In a decisive move to curb the proliferation and bastardisation of academic titles, the Federal Government has barred recipients of honorary degrees from using the prefix “Dr” in official, academic or professional settings, saying the practice distorts academic credentials and undermines public confidence in earned qualifications.

The announcement was made on Wednesday by the Minister of Education, Dr Tunji Alausa, during a briefing at the Presidential Villa in Abuja. He said the Federal Executive Council had approved a new national policy to regulate the award and use of honorary degrees across Nigerian universities, following years of concern over their commercialisation and politicisation.

Alausa, who was joined by the Minister of State for Education, Suwaiba Ahmad, said the policy was designed to end decades of indiscriminate conferment of honorary doctorates for political patronage and financial gain. He criticised the growing practice of awarding such degrees to serving public officials, describing it as contrary to established academic ethics.

Under the new framework, honorary degree holders may no longer prefix “Dr” to their names. Instead, they must place the honorary designation after their full name, for example “Chief Louis Clark, http://D.Lit. (Honoris Causa)” or “Mrs Miriam Adamu, LL.D. (Hons).”

“Recipients shall not prefix ‘doctor’ to their names in official, academic or professional usage,” Alausa stated. He added that any attempt to present an honorary award as an earned academic qualification would now be treated as academic fraud and could attract legal and reputational consequences.

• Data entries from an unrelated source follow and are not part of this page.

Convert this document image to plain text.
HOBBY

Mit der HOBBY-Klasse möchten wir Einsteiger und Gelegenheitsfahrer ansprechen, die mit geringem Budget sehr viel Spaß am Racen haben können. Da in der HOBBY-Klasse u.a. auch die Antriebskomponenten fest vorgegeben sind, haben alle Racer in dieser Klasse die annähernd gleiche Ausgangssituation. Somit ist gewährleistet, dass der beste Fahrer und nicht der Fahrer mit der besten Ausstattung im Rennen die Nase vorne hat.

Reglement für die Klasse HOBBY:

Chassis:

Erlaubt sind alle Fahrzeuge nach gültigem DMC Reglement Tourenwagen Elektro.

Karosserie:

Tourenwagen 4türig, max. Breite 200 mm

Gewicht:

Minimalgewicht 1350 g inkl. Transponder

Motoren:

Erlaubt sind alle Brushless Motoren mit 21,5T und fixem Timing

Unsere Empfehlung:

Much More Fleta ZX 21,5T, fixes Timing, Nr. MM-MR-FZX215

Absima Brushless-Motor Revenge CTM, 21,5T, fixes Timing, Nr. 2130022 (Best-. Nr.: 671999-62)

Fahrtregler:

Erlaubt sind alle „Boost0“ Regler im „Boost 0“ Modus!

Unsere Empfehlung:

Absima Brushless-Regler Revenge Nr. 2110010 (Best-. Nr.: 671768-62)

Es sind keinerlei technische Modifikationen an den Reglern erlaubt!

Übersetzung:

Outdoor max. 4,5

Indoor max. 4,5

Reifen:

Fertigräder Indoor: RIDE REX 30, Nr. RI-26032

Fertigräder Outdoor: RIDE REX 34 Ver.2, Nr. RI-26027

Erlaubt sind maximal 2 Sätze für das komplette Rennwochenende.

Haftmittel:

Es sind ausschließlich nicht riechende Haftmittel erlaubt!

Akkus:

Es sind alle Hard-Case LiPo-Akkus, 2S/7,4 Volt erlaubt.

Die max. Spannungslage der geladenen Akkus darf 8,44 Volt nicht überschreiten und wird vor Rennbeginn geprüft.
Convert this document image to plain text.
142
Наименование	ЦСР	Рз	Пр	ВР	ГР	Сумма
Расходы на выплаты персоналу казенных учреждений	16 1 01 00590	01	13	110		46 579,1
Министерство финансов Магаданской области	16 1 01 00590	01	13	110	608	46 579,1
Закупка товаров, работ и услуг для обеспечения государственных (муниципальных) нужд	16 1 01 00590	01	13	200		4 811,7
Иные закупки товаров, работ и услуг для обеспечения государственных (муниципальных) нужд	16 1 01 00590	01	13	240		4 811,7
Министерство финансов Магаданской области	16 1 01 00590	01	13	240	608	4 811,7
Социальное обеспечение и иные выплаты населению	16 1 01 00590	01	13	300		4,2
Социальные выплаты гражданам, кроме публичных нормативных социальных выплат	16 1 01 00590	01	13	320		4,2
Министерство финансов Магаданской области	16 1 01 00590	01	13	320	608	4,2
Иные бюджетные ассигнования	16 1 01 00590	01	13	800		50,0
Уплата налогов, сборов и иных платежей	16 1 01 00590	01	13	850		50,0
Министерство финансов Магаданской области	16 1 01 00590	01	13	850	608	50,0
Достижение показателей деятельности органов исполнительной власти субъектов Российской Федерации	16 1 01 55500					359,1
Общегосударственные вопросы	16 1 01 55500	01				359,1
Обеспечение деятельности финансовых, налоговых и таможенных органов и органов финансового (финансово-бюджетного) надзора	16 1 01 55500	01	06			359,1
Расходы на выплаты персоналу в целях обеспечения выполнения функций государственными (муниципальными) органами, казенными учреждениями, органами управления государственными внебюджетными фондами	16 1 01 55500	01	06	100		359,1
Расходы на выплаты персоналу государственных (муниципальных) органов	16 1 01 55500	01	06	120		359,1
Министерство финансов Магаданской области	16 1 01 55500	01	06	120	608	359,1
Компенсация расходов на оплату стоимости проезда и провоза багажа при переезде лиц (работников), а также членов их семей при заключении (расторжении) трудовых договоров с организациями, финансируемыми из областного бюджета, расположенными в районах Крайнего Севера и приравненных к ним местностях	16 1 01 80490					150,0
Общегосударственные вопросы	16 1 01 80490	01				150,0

The policy also limits universities to four recognised categories of honorary degrees: Doctor of Laws (LL.D), Doctor of Letters (D.Lit), Doctor of Science (D.Sc) and Doctor of Humanities (D.Arts). Institutions without active PhD-awarding programmes are barred from conferring honorary doctorates, a measure aimed at stopping the trend among newly established universities with no postgraduate research capacity.

All honorary degree certificates must explicitly include the words “honorary” or “Honoris Causa”, the minister said.

For years, Nigeria’s academic community has raised alarm over the commercialisation of honorary degrees, with universities frequently accused of awarding them to wealthy donors and politicians in exchange for patronage rather than merit. While the Association of Vice-Chancellors of Nigerian Universities issued the Keffi Declaration in 2012 to set guiding principles, Alausa noted that it lacked legal authority and was therefore unenforceable.

“That is why we brought this to the Federal Executive Council, which now gives it legal and executive backing,” he said.

The Federal Ministry of Education and the National Universities Commission will issue circulars to vice-chancellors, registrars and governing councils to ensure compliance. Convocation ceremonies will be monitored, and the ministry plans to publish an annual list of legitimate honorary degree recipients.

Alausa stressed that the National Universities Commission has the statutory mandate to enforce the policy and uphold the integrity of academic titles in Nigeria.